Fren patlar ya da boşalır mı? Uzmanlar yorumladı

Sürüş Güvenliği uzmanları yorumladı: Otobüs ve ağır tonajlı araçlarda fren patlar mı veya fren boşalması olur mu? Uzmanlar frenin patlamayacağını, ihmal yüzünden tutmayacağını belirtiyor.

Fren patlar mı

Fren patlar ya da boşalır mı?

Kamuoyunda ve medyada sıklıkla ifade edilen bu kalıp aslında yaygın bir yanlış kullanımdan başka bir şey değil. Birçok kaza haberinde kullanılan “Fren patladı!” ya da “Fren boşaldı!” ifadesi hiçbir şey ifade etmiyor. Aksine bu kullanım kazalardaki gerçek nedenler ve sorumluları perdeliyor.

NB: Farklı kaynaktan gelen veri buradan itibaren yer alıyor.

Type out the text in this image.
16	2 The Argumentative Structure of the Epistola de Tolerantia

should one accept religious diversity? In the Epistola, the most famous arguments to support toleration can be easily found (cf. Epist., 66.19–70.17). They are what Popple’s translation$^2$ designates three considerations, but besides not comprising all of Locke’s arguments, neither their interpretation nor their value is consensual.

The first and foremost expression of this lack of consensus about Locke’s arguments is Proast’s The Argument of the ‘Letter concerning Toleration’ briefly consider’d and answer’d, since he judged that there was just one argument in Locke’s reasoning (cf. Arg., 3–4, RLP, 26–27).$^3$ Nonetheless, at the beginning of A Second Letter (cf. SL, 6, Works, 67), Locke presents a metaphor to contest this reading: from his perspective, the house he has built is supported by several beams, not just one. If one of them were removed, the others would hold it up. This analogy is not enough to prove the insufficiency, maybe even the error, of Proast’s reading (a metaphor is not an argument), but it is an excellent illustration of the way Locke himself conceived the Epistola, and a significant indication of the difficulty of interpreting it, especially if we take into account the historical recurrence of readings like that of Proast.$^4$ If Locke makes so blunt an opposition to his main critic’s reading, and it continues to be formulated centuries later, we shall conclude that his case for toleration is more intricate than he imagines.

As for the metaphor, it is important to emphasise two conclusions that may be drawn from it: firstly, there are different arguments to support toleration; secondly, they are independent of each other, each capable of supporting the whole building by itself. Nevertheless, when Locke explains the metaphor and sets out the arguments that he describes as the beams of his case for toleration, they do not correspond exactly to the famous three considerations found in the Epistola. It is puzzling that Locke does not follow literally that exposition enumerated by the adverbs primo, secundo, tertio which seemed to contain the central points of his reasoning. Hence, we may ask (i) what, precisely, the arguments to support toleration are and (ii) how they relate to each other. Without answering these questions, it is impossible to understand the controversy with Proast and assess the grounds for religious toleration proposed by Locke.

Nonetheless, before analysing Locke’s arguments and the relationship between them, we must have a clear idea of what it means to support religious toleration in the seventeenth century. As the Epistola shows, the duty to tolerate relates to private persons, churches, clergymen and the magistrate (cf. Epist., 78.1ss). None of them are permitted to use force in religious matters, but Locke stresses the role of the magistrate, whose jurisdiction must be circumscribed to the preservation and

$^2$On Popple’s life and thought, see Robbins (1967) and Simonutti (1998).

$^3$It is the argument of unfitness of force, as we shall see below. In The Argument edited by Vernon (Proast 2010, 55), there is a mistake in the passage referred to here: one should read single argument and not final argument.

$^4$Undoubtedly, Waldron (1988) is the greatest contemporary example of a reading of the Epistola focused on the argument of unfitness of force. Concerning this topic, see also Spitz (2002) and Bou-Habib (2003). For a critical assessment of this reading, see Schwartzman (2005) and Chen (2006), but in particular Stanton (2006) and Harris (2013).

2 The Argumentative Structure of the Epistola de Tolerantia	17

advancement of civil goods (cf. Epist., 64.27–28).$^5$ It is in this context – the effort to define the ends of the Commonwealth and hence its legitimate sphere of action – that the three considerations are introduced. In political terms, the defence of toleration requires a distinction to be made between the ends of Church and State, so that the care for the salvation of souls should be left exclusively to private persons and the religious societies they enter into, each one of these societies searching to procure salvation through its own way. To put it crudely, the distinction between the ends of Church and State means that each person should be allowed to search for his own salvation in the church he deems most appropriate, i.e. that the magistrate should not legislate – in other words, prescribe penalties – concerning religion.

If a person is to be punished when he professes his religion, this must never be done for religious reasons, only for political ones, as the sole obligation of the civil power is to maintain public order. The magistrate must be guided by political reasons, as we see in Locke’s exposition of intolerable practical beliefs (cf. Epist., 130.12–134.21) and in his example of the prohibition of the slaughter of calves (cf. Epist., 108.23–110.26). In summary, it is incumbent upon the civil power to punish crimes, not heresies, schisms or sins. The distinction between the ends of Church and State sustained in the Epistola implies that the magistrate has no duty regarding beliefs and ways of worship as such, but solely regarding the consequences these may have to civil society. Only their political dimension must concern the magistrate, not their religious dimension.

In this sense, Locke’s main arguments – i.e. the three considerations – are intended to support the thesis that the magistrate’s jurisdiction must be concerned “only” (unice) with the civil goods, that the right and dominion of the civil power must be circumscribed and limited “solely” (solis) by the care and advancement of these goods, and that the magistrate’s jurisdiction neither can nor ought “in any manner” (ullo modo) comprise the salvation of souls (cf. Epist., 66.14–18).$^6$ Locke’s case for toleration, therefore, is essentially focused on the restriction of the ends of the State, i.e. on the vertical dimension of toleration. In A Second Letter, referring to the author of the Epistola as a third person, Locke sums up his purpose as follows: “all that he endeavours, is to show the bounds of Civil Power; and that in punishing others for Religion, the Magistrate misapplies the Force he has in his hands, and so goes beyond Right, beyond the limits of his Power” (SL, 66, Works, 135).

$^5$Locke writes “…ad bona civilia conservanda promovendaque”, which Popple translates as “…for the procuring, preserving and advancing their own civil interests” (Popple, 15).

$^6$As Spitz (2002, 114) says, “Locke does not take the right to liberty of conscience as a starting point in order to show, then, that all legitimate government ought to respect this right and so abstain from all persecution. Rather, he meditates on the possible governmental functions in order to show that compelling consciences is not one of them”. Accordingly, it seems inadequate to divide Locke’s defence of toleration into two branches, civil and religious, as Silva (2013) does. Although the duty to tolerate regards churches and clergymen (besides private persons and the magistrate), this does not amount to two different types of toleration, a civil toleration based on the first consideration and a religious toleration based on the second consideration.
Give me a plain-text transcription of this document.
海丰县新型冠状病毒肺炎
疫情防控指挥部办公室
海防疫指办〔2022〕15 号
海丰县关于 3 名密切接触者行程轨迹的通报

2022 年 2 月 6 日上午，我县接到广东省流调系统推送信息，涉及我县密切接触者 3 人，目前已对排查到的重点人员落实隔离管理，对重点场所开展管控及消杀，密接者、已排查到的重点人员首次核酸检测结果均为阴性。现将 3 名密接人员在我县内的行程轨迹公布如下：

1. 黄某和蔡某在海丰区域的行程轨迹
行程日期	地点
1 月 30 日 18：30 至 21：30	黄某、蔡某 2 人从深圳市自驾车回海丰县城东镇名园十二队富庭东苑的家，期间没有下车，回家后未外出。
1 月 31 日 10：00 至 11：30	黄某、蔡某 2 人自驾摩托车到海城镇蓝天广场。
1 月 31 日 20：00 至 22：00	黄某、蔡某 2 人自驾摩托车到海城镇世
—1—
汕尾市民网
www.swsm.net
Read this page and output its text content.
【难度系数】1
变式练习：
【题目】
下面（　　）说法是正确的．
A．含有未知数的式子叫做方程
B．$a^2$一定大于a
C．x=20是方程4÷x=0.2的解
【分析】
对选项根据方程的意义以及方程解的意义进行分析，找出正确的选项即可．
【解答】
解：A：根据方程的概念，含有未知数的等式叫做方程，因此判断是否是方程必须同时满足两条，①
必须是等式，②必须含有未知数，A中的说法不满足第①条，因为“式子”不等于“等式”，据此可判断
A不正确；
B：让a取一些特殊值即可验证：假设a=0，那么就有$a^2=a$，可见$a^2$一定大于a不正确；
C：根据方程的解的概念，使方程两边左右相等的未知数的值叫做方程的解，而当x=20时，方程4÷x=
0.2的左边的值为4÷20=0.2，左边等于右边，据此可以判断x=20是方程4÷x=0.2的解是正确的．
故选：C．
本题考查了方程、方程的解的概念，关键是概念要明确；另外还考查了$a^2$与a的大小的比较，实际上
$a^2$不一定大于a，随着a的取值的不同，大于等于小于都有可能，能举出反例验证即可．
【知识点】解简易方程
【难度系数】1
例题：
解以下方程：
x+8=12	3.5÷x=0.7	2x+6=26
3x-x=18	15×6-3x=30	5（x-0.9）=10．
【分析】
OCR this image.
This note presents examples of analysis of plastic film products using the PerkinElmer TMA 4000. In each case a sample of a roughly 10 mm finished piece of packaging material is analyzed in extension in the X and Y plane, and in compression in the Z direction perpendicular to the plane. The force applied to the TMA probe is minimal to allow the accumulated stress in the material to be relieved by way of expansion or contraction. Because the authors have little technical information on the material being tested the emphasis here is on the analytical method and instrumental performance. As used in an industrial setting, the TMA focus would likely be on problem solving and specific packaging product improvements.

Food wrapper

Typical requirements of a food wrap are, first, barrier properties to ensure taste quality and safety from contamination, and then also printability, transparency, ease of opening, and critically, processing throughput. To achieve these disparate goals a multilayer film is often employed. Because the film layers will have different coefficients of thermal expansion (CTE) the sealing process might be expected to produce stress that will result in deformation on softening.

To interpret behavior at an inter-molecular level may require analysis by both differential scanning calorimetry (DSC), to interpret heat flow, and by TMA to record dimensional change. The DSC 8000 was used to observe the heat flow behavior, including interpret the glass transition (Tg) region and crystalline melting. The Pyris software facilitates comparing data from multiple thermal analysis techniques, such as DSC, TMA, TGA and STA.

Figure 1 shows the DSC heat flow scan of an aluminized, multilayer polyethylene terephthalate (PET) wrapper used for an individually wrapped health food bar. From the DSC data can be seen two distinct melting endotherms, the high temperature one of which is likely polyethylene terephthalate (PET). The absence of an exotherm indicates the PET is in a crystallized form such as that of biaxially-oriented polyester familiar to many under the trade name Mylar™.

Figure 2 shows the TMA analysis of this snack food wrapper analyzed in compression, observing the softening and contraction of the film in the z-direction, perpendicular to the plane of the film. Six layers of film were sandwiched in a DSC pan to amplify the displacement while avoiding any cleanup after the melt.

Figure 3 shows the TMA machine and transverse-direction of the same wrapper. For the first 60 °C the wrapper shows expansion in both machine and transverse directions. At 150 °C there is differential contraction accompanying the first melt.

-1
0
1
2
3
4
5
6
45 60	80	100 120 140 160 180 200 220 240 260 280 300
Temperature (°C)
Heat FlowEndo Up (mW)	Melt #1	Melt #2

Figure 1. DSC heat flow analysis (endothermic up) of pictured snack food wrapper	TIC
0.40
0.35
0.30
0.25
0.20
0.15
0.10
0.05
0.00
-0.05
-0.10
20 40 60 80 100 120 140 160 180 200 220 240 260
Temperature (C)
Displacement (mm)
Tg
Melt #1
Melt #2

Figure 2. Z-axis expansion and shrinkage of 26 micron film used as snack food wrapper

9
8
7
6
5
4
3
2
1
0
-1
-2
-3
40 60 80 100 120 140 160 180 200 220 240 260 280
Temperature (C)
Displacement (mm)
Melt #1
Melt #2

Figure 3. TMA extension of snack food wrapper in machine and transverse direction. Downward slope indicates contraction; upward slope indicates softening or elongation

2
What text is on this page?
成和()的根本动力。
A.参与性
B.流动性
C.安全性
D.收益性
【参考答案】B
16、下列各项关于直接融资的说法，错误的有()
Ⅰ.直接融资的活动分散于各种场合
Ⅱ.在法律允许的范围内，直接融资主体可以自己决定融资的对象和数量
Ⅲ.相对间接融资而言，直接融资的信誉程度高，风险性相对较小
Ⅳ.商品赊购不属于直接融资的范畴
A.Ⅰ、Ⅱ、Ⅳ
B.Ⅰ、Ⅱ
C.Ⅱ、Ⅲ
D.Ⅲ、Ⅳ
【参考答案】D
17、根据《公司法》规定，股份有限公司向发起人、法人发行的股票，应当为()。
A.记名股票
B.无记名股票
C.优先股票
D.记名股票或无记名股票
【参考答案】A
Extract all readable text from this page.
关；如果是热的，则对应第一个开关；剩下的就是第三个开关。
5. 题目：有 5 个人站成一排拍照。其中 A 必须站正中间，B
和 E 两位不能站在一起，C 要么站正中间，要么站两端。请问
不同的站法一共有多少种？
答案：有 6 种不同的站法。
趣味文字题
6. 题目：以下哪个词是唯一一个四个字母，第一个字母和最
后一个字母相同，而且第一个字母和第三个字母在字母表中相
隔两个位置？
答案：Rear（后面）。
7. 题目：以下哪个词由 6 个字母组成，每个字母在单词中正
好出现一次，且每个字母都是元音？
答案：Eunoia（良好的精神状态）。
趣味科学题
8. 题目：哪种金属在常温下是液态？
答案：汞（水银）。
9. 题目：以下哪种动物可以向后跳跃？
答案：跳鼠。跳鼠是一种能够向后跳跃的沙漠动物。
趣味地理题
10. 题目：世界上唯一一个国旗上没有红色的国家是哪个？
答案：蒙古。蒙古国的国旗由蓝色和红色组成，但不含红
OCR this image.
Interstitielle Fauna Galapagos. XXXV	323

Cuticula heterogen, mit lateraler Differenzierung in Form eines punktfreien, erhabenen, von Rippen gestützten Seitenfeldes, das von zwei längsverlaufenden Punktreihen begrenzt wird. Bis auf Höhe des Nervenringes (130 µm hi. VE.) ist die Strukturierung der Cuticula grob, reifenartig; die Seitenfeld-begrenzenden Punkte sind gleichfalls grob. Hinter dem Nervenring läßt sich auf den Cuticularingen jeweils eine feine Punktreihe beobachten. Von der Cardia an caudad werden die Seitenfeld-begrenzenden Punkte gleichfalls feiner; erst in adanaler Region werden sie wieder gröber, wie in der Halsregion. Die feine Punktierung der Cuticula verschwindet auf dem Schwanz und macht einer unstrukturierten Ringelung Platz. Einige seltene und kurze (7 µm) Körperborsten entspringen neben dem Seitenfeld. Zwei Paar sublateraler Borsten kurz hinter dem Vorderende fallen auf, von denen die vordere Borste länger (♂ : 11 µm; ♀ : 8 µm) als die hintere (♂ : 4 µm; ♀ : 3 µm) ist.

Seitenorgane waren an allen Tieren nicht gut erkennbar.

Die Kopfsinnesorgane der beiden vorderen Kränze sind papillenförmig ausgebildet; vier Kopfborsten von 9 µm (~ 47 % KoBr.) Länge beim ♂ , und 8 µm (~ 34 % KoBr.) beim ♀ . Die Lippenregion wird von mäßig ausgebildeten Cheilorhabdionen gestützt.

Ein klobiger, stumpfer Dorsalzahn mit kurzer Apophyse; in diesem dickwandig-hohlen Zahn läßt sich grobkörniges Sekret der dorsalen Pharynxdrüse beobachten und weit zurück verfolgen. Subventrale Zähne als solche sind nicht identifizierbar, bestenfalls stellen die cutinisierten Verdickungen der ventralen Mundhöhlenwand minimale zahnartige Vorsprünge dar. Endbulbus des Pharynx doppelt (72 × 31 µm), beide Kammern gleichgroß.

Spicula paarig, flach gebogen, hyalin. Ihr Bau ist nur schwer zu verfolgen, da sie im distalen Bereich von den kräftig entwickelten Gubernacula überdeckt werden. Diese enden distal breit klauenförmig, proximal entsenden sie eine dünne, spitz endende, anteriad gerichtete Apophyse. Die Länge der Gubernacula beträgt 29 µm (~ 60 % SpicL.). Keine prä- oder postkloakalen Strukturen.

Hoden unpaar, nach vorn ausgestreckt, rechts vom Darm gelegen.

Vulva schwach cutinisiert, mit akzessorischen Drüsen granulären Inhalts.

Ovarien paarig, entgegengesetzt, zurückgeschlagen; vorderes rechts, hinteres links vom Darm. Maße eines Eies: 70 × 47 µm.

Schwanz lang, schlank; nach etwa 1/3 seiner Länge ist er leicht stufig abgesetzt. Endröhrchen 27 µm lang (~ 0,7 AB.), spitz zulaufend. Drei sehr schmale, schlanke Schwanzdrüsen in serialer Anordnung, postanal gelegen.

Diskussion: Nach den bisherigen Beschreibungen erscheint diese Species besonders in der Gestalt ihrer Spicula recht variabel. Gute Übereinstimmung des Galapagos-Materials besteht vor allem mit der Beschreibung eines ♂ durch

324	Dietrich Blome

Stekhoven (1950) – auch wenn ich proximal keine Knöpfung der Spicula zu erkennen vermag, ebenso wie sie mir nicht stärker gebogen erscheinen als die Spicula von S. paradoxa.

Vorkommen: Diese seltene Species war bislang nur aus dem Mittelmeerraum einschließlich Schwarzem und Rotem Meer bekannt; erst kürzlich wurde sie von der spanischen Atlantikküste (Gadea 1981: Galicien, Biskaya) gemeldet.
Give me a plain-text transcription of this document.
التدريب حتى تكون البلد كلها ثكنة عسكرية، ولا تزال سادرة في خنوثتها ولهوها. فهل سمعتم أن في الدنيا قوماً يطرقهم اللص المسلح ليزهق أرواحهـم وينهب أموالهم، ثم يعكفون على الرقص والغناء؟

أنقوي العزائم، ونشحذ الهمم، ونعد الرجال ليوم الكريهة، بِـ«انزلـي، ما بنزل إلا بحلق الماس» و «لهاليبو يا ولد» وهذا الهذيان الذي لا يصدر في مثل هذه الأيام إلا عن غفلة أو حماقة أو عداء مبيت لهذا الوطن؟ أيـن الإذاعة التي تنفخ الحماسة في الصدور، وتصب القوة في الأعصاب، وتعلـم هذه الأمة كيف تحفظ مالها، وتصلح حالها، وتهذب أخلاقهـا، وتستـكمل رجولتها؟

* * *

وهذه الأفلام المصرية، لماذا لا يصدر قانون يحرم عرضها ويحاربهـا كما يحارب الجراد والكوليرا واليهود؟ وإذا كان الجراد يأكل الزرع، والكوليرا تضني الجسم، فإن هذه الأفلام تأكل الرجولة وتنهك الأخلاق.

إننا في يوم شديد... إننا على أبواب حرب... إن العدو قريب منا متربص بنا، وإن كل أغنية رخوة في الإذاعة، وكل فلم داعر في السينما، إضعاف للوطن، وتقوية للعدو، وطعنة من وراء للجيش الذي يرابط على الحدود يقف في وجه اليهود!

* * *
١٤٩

Sürüş Güvenliği Uzmanı Mert İntepe ve Fren ve Lastik Uzmanı Alpay Lök, Radyo Trafik yayınında “Fren patlar mı veya boşalır mı?” sorusuna yanıt verdi.

Türkiye’de 25 yıldır yol güvenliği anlattığını ifade eden Sürüş Güvenliği Uzmanı Mert İntepe, ağır vasıta camiasının muayene durumları, araçların bakım durumu, sürücülerin çalışma şartları, uykusuzluk durumları, araçların lastik durumları, fren durumları dâhil olmak üzere kazaya neden olabilecek pek çok etken olduğunu söyledi.

Araçlarda fren patlaması olarak bilinen durumun frenin fiziki olarak patlaması olmadığını söyleyen İntepe, “Fren patlamaz! Böyle bir durum yok. Ya bakımı yapılmamıştır, ya yüksek tonajdan kaynaklı frenlerini ısıtmışsındır, ya da bakım sırasında yan sanayi diye nitelendirilen kalitesiz malzeme kullanmışsındır. Ya da bakım sırasında yanlış bir tahribat yapmışsındır, bu nedenle fren tutmaz.” ifadelerini kullandı.

“Merdiven altı yapılan işler kazaya sebep oluyor”

İntepe, ağır tonajlı araçların bir kısmında muayeneden geçebilmek için yaptırılan merdiven altı işlemlerin kazaya davetiye çıkardığını söyledi.

İncelediği tüm kazalarda insan davranış hataları olduğunu belirten ve her kazanın bir görünür bir de kök sebebi olduğunu aktaran İntepe; “Görünür sebep; fren tutmadı, yol kaygandı, kontrolü kaybettim vs. Ancak bir de asıl olan kök sebep var. Bunlar; taşeronluk, şoför uykusuzluğu, şoförün ekonomik durumu, aracın bakımı, bakımda kullanılan malzemeler vs.dir. O kök sebebi bulursak ve yollarımızdaki araçlara bunu uygularsak bu kazaların önüne geçeriz. 18 ton bir otobüsün, 40 ton ağırlığındaki bir ağır tonajlı aracın fren mesafesini şoföre öğretmezsen, frene bastım durmadı der.” dedi.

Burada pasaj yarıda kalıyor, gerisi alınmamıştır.